Keyboard Concerto No. 1 in D Minor

BWV1052

The Harpsichord Concerto in D Minor, BWV 1052 was probably written for Bach’s student-based music society which gave concerts at Zimmermann’s coffee house in Leipzig during the 1730s. It is the best-known of his seven keyboard concertos, with a dramatic style and minor-key emotionalism which appealed strongly to 19th-century tastes and led to its early revival in the 1830s with Felix Mendelssohn at the piano. What sets this work apart from Bach’s other harpsichord concertos is the extraordinary improvisatory freedom and virtuosity granted to the soloist. It is possible that, like his other keyboard concertos, Bach arranged it from one of his earlier (now lost) violin concertos, but overall, the keyboard writing is convincingly idiomatic, falling effortlessly under the fingers of both hands. The first movement (“Allegro”) draws its drama and cohesion from the terse theme played by everyone together at the opening: it reappears regularly throughout, and shorter elements infuse the accompaniment. The following “Adagio” also uses a unison theme to bookend and underpin the movement, while the harpsichord’s right hand sings a beautifully ornamented melody.

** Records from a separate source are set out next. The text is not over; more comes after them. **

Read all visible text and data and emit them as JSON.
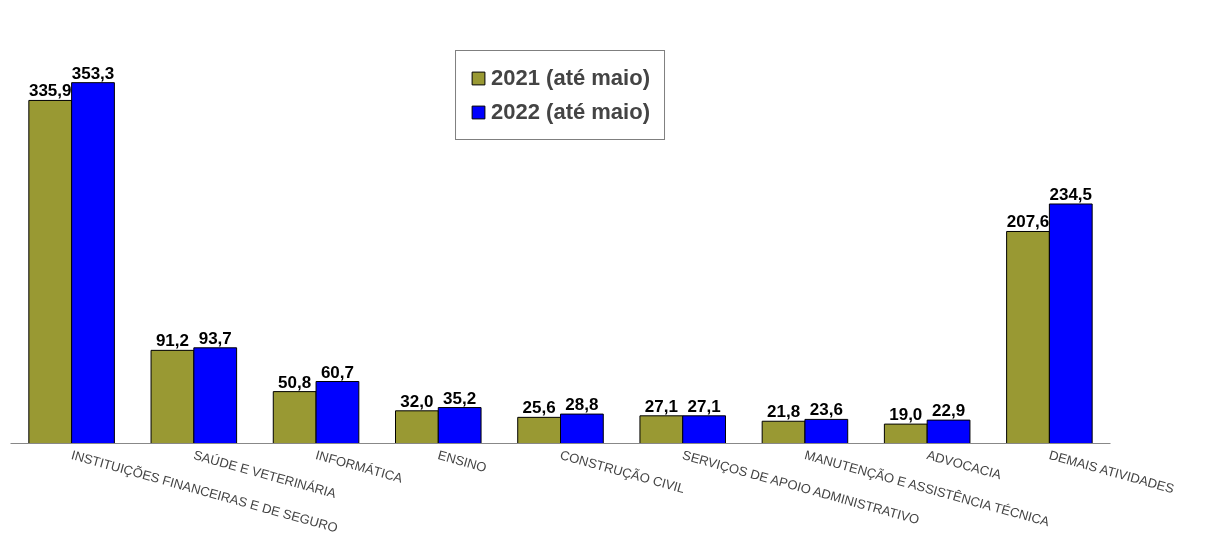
{
  "chart_data": {
    "type": "bar",
    "categories": [
      "INSTITUIÇÕES FINANCEIRAS E DE SEGURO",
      "SAÚDE E VETERINÁRIA",
      "INFORMÁTICA",
      "ENSINO",
      "CONSTRUÇÃO CIVIL",
      "SERVIÇOS DE APOIO ADMINISTRATIVO",
      "MANUTENÇÃO E ASSISTÊNCIA TÉCNICA",
      "ADVOCACIA",
      "DEMAIS ATIVIDADES"
    ],
    "series": [
      {
        "name": "2021 (até maio)",
        "color": "#999933",
        "values": [
          335.9,
          91.2,
          50.8,
          32.0,
          25.6,
          27.1,
          21.8,
          19.0,
          207.6
        ],
        "value_labels": [
          "335,9",
          "91,2",
          "50,8",
          "32,0",
          "25,6",
          "27,1",
          "21,8",
          "19,0",
          "207,6"
        ]
      },
      {
        "name": "2022 (até maio)",
        "color": "#0000ff",
        "values": [
          353.3,
          93.7,
          60.7,
          35.2,
          28.8,
          27.1,
          23.6,
          22.9,
          234.5
        ],
        "value_labels": [
          "353,3",
          "93,7",
          "60,7",
          "35,2",
          "28,8",
          "27,1",
          "23,6",
          "22,9",
          "234,5"
        ]
      }
    ],
    "legend": "top",
    "grid": false
  }
}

Bach ends with a brilliant finale (“Allegro”)—intense but triumphant. In 1728, Bach reworked the music for all three movements in Cantatas 146 and 188, reassigning the solo part to the organ. About J.S. Bach's Keyboard Concertos The keyboard concerto arrived late in the Baroque. Its two pioneers—Bach and Handel—took up the form independently, nearly simultaneously and almost accidentally. Bach first experimented in his Fifth Brandenburg Concerto, and during the 1730s he went on to create 13 concertos for one, two, three and four harpsichords (BWV 1052-65), probably for his student-based music society, which gave concerts at Zimmermann’s coffee house in Leipzig. Bach didn’t so much compose these concertos as arrange them, taking earlier concertos for the violin and oboe and reworking them for the harpsichord. Bach himself may have played his seven solo concertos, while contemporary accounts tell us that the multiple harpsichord concertos relied on his elder sons and pupils as soloists.